A cruise should be relaxing and with a little preparation it can be.

Cruise vacations are an excellent way to relax, enjoy beautiful scenery, eat delicious food and visit exotic places. Unfortunately, if you’re not careful, a few unwanted microscopic passengers might make you a little green around the gills while away at sea. But don’t worry! A few simple precautions can help you stay healthy and happy on your upcoming cruise trip. Spend less time sick in bed and more time enjoying the good life out on deck with these simple tips and tricks.

Prevent Jet Lag

Jet lag is unavoidable when traveling far distances. Although not quite considered a sickness, jet lag can certainly make your cruise less enjoyable. Avoid this unpleasant experience by preparing your internal clock days before you set sail and try to get into the time pattern of your destination a few days before. The quickest way to do this is to set you clock to get up at your regular hour but in the time zone of your destination. Too late for adjustments? Avoid that tempting cup of coffee and wait until the locals go to bed to hit the hay. If you’re feeling really tired, a 20-minute power nap should help you stay awake until their bedtime.

Protect Yourself Against the Sun

Spending hours on the deck of cruise ship and sightseeing in some of the world’s sunniest countries will take a toll on your skin, hair and eyes. Protect yourself from the sun’s harsh rays by regularly applying sunscreen of at least 15 SPF, wearing a hat with a wide brim and using UV-absorbent shades. Avoiding a sunburn doesn’t have to be difficult or impractical. Use quick sunscreen spray, choose a hat that matches all your outfits and upgrade your pair of old sunglasses with 100 percent UV-protected replacement lenses.

Exercise and Eat Wisely

The amount of food available during a cruise can make your jeans feel snug fast. In fact, a poll by the Daily Mail found that cruisers gain a pound a day on average. Eating meals high in bad fats and carbs increases your chance of feeling bloated and lethargic. Choose meals high in protein for lasting energy you can burn off later. To stay lean and energized during your vacation, The Huffington Post advices eating only during regular meal times, using sightseeing and adrenaline-packed activities as an excuse to exercise and keeping alcohol consumption to a minimum. With so much to do and see, you might even find you lose weight during your cruise!

Keep Seasickness at Bay

One of the most common health complaints of cruise ship passengers is seasickness, states the Centers for Disease Control and Prevention. Decrease queasiness by packing over-the-counter motion sickness medication, having a piece of ginger candy or selecting a calmer itinerary. Everyday Health reports that the Gulf of Mexico and the Caribbean Sea tend to be calmer than other areas of the Atlantic.
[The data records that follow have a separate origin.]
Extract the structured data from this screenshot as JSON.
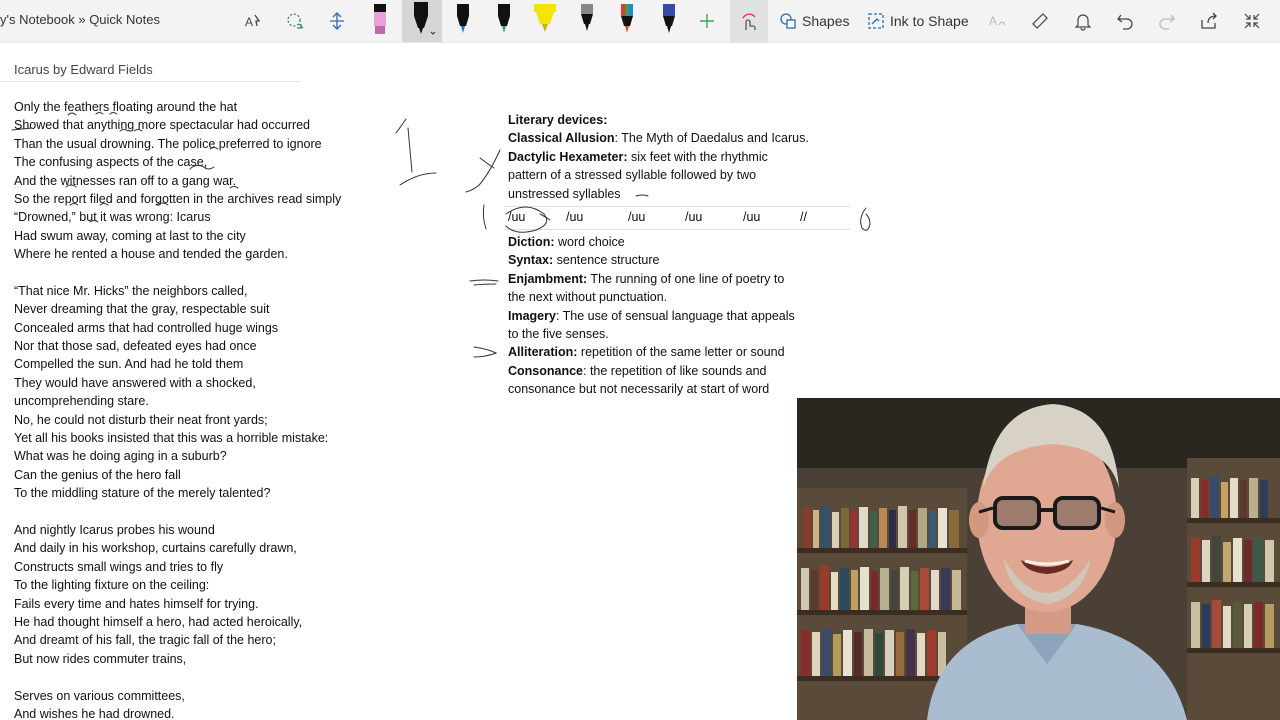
{
  "toolbar": {
    "breadcrumb": "y's Notebook » Quick Notes",
    "shapes_label": "Shapes",
    "ink_to_shape_label": "Ink to Shape"
  },
  "page": {
    "title": "Icarus by Edward Fields"
  },
  "poem": {
    "stanzas": [
      [
        "Only the feathers floating around the hat",
        "Showed that anything more spectacular had occurred",
        "Than the usual drowning. The police preferred to ignore",
        "The confusing aspects of the case,",
        "And the witnesses ran off to a gang war.",
        "So the report filed and forgotten in the archives read simply",
        "“Drowned,” but it was wrong: Icarus",
        "Had swum away, coming at last to the city",
        "Where he rented a house and tended the garden."
      ],
      [
        "“That nice Mr. Hicks” the neighbors called,",
        "Never dreaming that the gray, respectable suit",
        "Concealed arms that had controlled huge wings",
        "Nor that those sad, defeated eyes had once",
        "Compelled the sun. And had he told them",
        "They would have answered with a shocked,",
        "uncomprehending stare.",
        "No, he could not disturb their neat front yards;",
        "Yet all his books insisted that this was a horrible mistake:",
        "What was he doing aging in a suburb?",
        "Can the genius of the hero fall",
        "To the middling stature of the merely talented?"
      ],
      [
        "And nightly Icarus probes his wound",
        "And daily in his workshop, curtains carefully drawn,",
        "Constructs small wings and tries to fly",
        "To the lighting fixture on the ceiling:",
        "Fails every time and hates himself for trying.",
        "He had thought himself a hero, had acted heroically,",
        "And dreamt of his fall, the tragic fall of the hero;",
        "But now rides commuter trains,"
      ],
      [
        "Serves on various committees,",
        "And wishes he had drowned."
      ]
    ]
  },
  "notes": {
    "heading": "Literary devices:",
    "allusion_term": "Classical Allusion",
    "allusion_def": ": The Myth of Daedalus and Icarus.",
    "dactylic_term": "Dactylic Hexameter:",
    "dactylic_def_1": " six feet with the rhythmic",
    "dactylic_def_2": "pattern of a stressed syllable followed by two",
    "dactylic_def_3": "unstressed syllables",
    "meter_feet": [
      "/uu",
      "/uu",
      "/uu",
      "/uu",
      "/uu",
      "//"
    ],
    "diction_term": "Diction:",
    "diction_def": " word choice",
    "syntax_term": "Syntax:",
    "syntax_def": " sentence structure",
    "enjambment_term": "Enjambment:",
    "enjambment_def_1": " The running of one line of poetry to",
    "enjambment_def_2": "the next without punctuation.",
    "imagery_term": "Imagery",
    "imagery_def_1": ": The use of sensual language that appeals",
    "imagery_def_2": "to the five senses.",
    "alliteration_term": "Alliteration:",
    "alliteration_def": " repetition of the same letter or sound",
    "consonance_term": "Consonance",
    "consonance_def_1": ": the repetition of like sounds and",
    "consonance_def_2": "consonance but not necessarily at start of word"
  },
  "colors": {
    "toolbar_bg": "#f3f3f3",
    "accent_blue": "#2b6cb0",
    "ink": "#333333"
  }
}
Opt for a large cruise ship and ask to stay in a cabin mid-ship near the water line to minimize swaying.

Remember Your Prescriptions

After all you’ve done to keep yourself healthy you don’t want to fall sick because you forgot your medications. Make sure to pack your medicine in its original container and bring a copy of your prescriptions. If you forget your medication or run out, a cruise ship doctor typically “can provide replacement for a few days and write a prescription so you can buy your medication at the next port of call,” says cruise ship physician, Dr. Gary Razon.